1. Introduction
In the previous blog post, we explored how Promptfoo excels in functional testing of LLMs. Additionally, Promptfoo can perform non-functional testing, particularly in identifying vulnerabilities and AI security through Red teaming.
Red teaming, a cybersecurity practice, involves simulating attacks to uncover weaknesses. As an open-source tool, Promptfoo provides a robust framework for red teaming LLMs, aiding developers in testing, evaluating, and securing their AI applications.

2. Understanding Red Teaming for LLMs
Red teaming in AI involves creating adversarial inputs to test the weaknesses of an LLM. This process helps in finding potential vulnerabilities like prompt injection, unauthorized actions, or exposure of sensitive data. By systematically testing the model’s responses to these inputs, developers can measure risks and implement strategies to fix them.
LLMs, due to their complexity and wide attack surface, face various security challenges. Red teaming provides a way to measure risk, allowing developers to make informed decisions about acceptable risk levels before deployment. This proactive approach is essential for maintaining the integrity and reliability of AI systems in production environments.
3. Common Threats
3.1. Privacy violations
Gen AI apps depend on large data sources, and adversaries who could gain access to those data sources would pose massive threats to the companies behind the apps.
Even if user privacy isn’t directly violated, companies with AI apps likely don’t want outsiders to know the training data they use. An attacker can make an LLM share phone numbers it shouldn’t to sharing individual email addresses.
A leak of personally identifiable information (PII) is bad in itself, but once adversaries have that PII, they could use the stolen identities to gain unauthorized access to internal companies’ resources—to steal the resources, blackmail the company, or insert malware.

3.2. Prompt injections
Prompt injections resemble SQL injections but present differently. They are a type of attack that chains untrusted user input with trusted prompts built by a trusted developer.
In the example below, with one prompt injection, the attacker hijacked an LLM, convinced the user to disclose their names, and got the user to click on a link that redirected them to a malware website, for example.

3.3. Jailbreaking
Jailbreaking refers to attacks that intentionally subvert the foundational safety filters and guardrails built into the LLMs supporting AI apps. These attacks aim to make the model depart from its core constraints and behavioral limitations.
Jailbreaking can be surprisingly simple—sometimes as easy as copying and pasting a carefully crafted prompt to make a Gen AI app do things it’s fundamentally not supposed to do.


3.4. Generation of Unwanted Content
Separate from jailbreaking, AI apps can sometimes generate unwanted or unsavory content simply due to the broad knowledge base of the foundation model, which may not be limited to the specific use case of the app. This incorrect information can damage the reputation of the company or in worse cases can actually hurt users.

4. Promptfoo’s Red-teaming Features
- Automatically scans 50+ vulnerability types:
- Security & data privacy: jailbreaks, injections, RAG poisoning, etc.
- Compliance & ethics: harmful & biased content, content filter validation, OWASP/NIST/EU compliance, etc.
- Custom policies: enforce organizational guidelines.
- Generates dynamic attack probes tailored to your application using specialized uncensored models.
- Implements state-of-the-art adversarial ML research from Microsoft, Meta, and others.
- Integrates with CI/CD.
- Tests via HTTP API, browser, or direct model access.
5. Setting Up Promptfoo for Red Teaming
- Installation and Initialization:
- Install Promptfoo using npm:
npx promptfoo@latest init - Initialize your project and configure settings as needed.
- Install Promptfoo using npm:
- Generating Adversarial Inputs
- Create a diverse set of malicious intents targeting potential vulnerabilities.
- Use techniques like prompt injection and jailbreaking to craft these inputs.
- Executing Tests
- Analyzing Results
- Evaluate the model’s responses using deterministic and model-graded metrics.
- Identify weaknesses or undesirable behaviors and document them for further analysis.

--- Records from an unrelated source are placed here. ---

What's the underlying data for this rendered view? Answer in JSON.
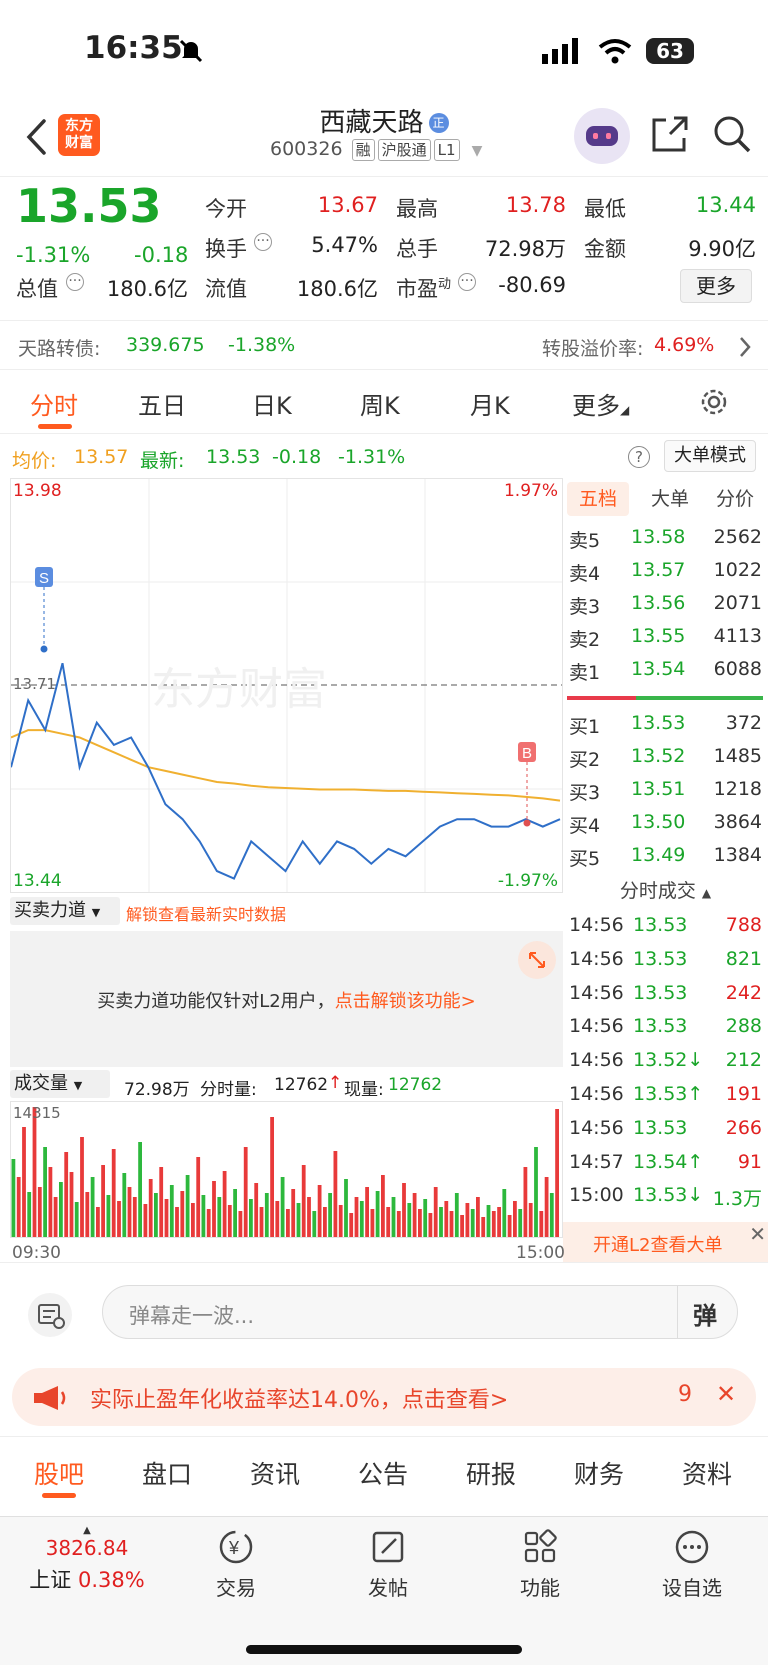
{
  "status_bar": {
    "time": "16:35",
    "battery": "63"
  },
  "header": {
    "logo_text": "东方\n财富",
    "stock_name": "西藏天路",
    "name_badge": "正",
    "code": "600326",
    "tags": [
      "融",
      "沪股通",
      "L1"
    ]
  },
  "quote": {
    "price": "13.53",
    "change_pct": "-1.31%",
    "change": "-0.18",
    "open_label": "今开",
    "open": "13.67",
    "high_label": "最高",
    "high": "13.78",
    "low_label": "最低",
    "low": "13.44",
    "turnover_label": "换手",
    "turnover": "5.47%",
    "volume_label": "总手",
    "volume": "72.98万",
    "amount_label": "金额",
    "amount": "9.90亿",
    "mktcap_label": "总值",
    "mktcap": "180.6亿",
    "float_label": "流值",
    "float": "180.6亿",
    "pe_label": "市盈",
    "pe_sup": "动",
    "pe": "-80.69",
    "more_button": "更多"
  },
  "bond": {
    "label": "天路转债:",
    "price": "339.675",
    "change": "-1.38%",
    "premium_label": "转股溢价率:",
    "premium": "4.69%"
  },
  "chart_tabs": [
    "分时",
    "五日",
    "日K",
    "周K",
    "月K",
    "更多"
  ],
  "avg_line": {
    "avg_label": "均价:",
    "avg": "13.57",
    "last_label": "最新:",
    "last": "13.53",
    "chg": "-0.18",
    "pct": "-1.31%",
    "big_order_button": "大单模式"
  },
  "chart_labels": {
    "top_price": "13.98",
    "bottom_price": "13.44",
    "top_pct": "1.97%",
    "bottom_pct": "-1.97%",
    "ref_price": "13.71",
    "watermark": "东方财富",
    "start_time": "09:30",
    "end_time": "15:00",
    "marker_s": "S",
    "marker_b": "B"
  },
  "chart_data": {
    "type": "line",
    "series": [
      {
        "name": "均价",
        "values": [
          13.64,
          13.65,
          13.65,
          13.645,
          13.64,
          13.63,
          13.62,
          13.61,
          13.6,
          13.595,
          13.59,
          13.585,
          13.58,
          13.578,
          13.575,
          13.573,
          13.572,
          13.571,
          13.57,
          13.57,
          13.57,
          13.569,
          13.568,
          13.568,
          13.567,
          13.566,
          13.565,
          13.564,
          13.563,
          13.562,
          13.56,
          13.558,
          13.555
        ]
      },
      {
        "name": "最新",
        "values": [
          13.6,
          13.69,
          13.65,
          13.74,
          13.6,
          13.66,
          13.63,
          13.64,
          13.6,
          13.55,
          13.53,
          13.5,
          13.46,
          13.45,
          13.5,
          13.48,
          13.46,
          13.5,
          13.47,
          13.5,
          13.49,
          13.47,
          13.49,
          13.48,
          13.5,
          13.52,
          13.53,
          13.53,
          13.52,
          13.52,
          13.53,
          13.52,
          13.53
        ]
      }
    ],
    "ylim": [
      13.44,
      13.98
    ]
  },
  "order_book": {
    "tabs": [
      "五档",
      "大单",
      "分价"
    ],
    "asks": [
      {
        "label": "卖5",
        "price": "13.58",
        "vol": "2562"
      },
      {
        "label": "卖4",
        "price": "13.57",
        "vol": "1022"
      },
      {
        "label": "卖3",
        "price": "13.56",
        "vol": "2071"
      },
      {
        "label": "卖2",
        "price": "13.55",
        "vol": "4113"
      },
      {
        "label": "卖1",
        "price": "13.54",
        "vol": "6088"
      }
    ],
    "bids": [
      {
        "label": "买1",
        "price": "13.53",
        "vol": "372"
      },
      {
        "label": "买2",
        "price": "13.52",
        "vol": "1485"
      },
      {
        "label": "买3",
        "price": "13.51",
        "vol": "1218"
      },
      {
        "label": "买4",
        "price": "13.50",
        "vol": "3864"
      },
      {
        "label": "买5",
        "price": "13.49",
        "vol": "1384"
      }
    ]
  },
  "trades": {
    "title": "分时成交",
    "rows": [
      {
        "time": "14:56",
        "price": "13.53",
        "vol": "788"
      },
      {
        "time": "14:56",
        "price": "13.53",
        "vol": "821"
      },
      {
        "time": "14:56",
        "price": "13.53",
        "vol": "242"
      },
      {
        "time": "14:56",
        "price": "13.53",
        "vol": "288"
      },
      {
        "time": "14:56",
        "price": "13.52↓",
        "vol": "212"
      },
      {
        "time": "14:56",
        "price": "13.53↑",
        "vol": "191"
      },
      {
        "time": "14:56",
        "price": "13.53",
        "vol": "266"
      },
      {
        "time": "14:57",
        "price": "13.54↑",
        "vol": "91"
      },
      {
        "time": "15:00",
        "price": "13.53↓",
        "vol": "1.3万"
      }
    ],
    "l2_link": "开通L2查看大单"
  },
  "force": {
    "select": "买卖力道",
    "unlock": "解锁查看最新实时数据",
    "notice": "买卖力道功能仅针对L2用户，",
    "notice_link": "点击解锁该功能>"
  },
  "volume": {
    "select": "成交量",
    "total": "72.98万",
    "min_label": "分时量:",
    "min_vol": "12762",
    "now_label": "现量:",
    "now_vol": "12762",
    "max": "14315"
  },
  "comment": {
    "placeholder": "弹幕走一波..."
  },
  "ad": {
    "text": "实际止盈年化收益率达14.0%，点击查看>",
    "count": "9"
  },
  "footer_tabs": [
    "股吧",
    "盘口",
    "资讯",
    "公告",
    "研报",
    "财务",
    "资料"
  ],
  "bottom_nav": {
    "index_value": "3826.84",
    "index_name": "上证",
    "index_pct": "0.38%",
    "items": [
      "交易",
      "发帖",
      "功能",
      "设自选"
    ]
  },
  "colors": {
    "up": "#e02020",
    "down": "#1aa52a",
    "accent": "#ff6a00",
    "avg_line": "#f0b030",
    "price_line": "#2f6fc8"
  }
}
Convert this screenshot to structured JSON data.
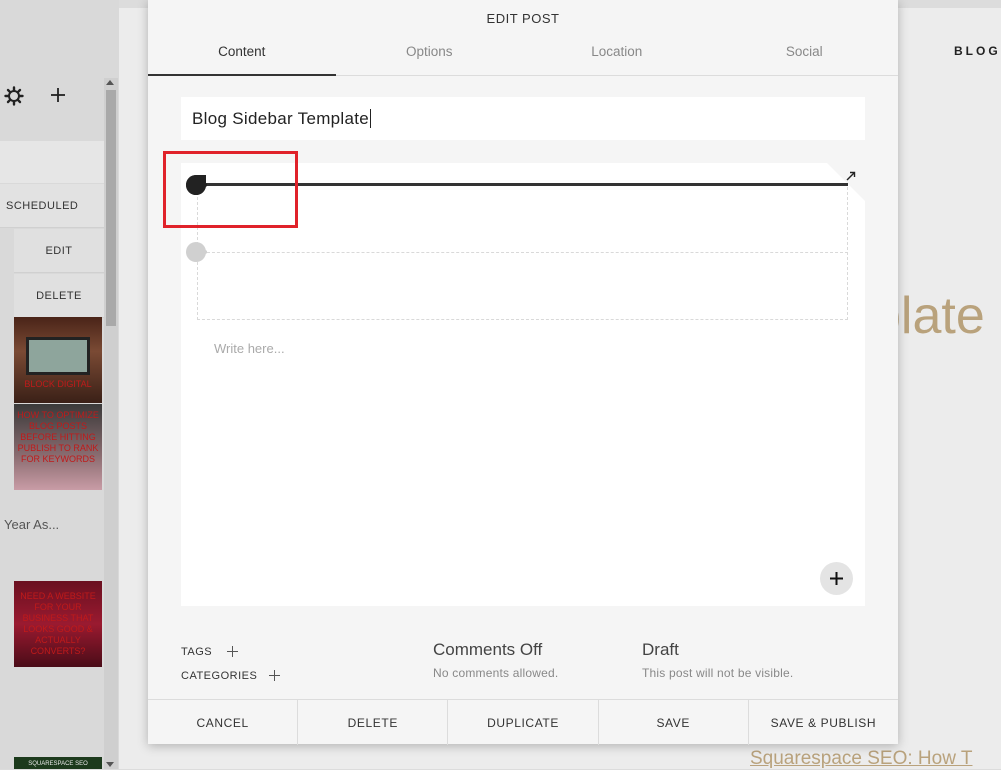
{
  "background": {
    "nav_link": "BLOG",
    "heading_fragment": "plate",
    "post_title_fragment": "Squarespace SEO: How T"
  },
  "left_panel": {
    "status_label": "SCHEDULED",
    "edit_label": "EDIT",
    "delete_label": "DELETE",
    "thumbs": [
      {
        "text": "BLOCK DIGITAL"
      },
      {
        "text": "HOW TO OPTIMIZE BLOG POSTS BEFORE HITTING PUBLISH TO RANK FOR KEYWORDS"
      },
      {
        "text": "NEED A WEBSITE FOR YOUR BUSINESS THAT LOOKS GOOD & ACTUALLY CONVERTS?"
      },
      {
        "text": "SQUARESPACE SEO"
      }
    ],
    "caption": "Year As..."
  },
  "modal": {
    "title": "EDIT POST",
    "tabs": [
      {
        "label": "Content"
      },
      {
        "label": "Options"
      },
      {
        "label": "Location"
      },
      {
        "label": "Social"
      }
    ],
    "post_title": "Blog Sidebar Template",
    "editor_placeholder": "Write here...",
    "tags_label": "TAGS",
    "categories_label": "CATEGORIES",
    "comments": {
      "title": "Comments Off",
      "subtitle": "No comments allowed."
    },
    "status": {
      "title": "Draft",
      "subtitle": "This post will not be visible."
    },
    "footer": {
      "cancel": "CANCEL",
      "delete": "DELETE",
      "duplicate": "DUPLICATE",
      "save": "SAVE",
      "save_publish": "SAVE & PUBLISH"
    }
  },
  "colors": {
    "highlight": "#e0222a",
    "accent_text": "#b9a27c",
    "modal_bg": "#f5f5f5"
  },
  "icons": [
    "gear-icon",
    "plus-icon",
    "expand-icon",
    "block-handle-icon",
    "add-block-icon"
  ]
}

6. Best Practices for Red Teaming LLMs
- Continuous Monitoring:
- Regularly update and run red teaming tests to keep up with evolving threats.
- Integrate Promptfoo into your CI/CD pipeline for automated security checks.
- Collaborative Approach:
- Share findings with your team and collaborate on mitigation strategies.
- Use Promptfoo’s reporting features to generate detailed vulnerability reports.
- Staying Informed:
- Keep up with emerging standards and best practices in AI security.
- Follow guidelines from organizations like OWASP, NIST, and the EU AI Act.
7. Conclusion
Red teaming is an essential practice for securing LLM applications, and Promptfoo provides a powerful toolset to facilitate this process. By systematically probing your AI systems for vulnerabilities, you can ensure they are robust, reliable, and ready for deployment. Embrace red teaming with Promptfoo to safeguard your AI innovations and contribute to a safer digital future.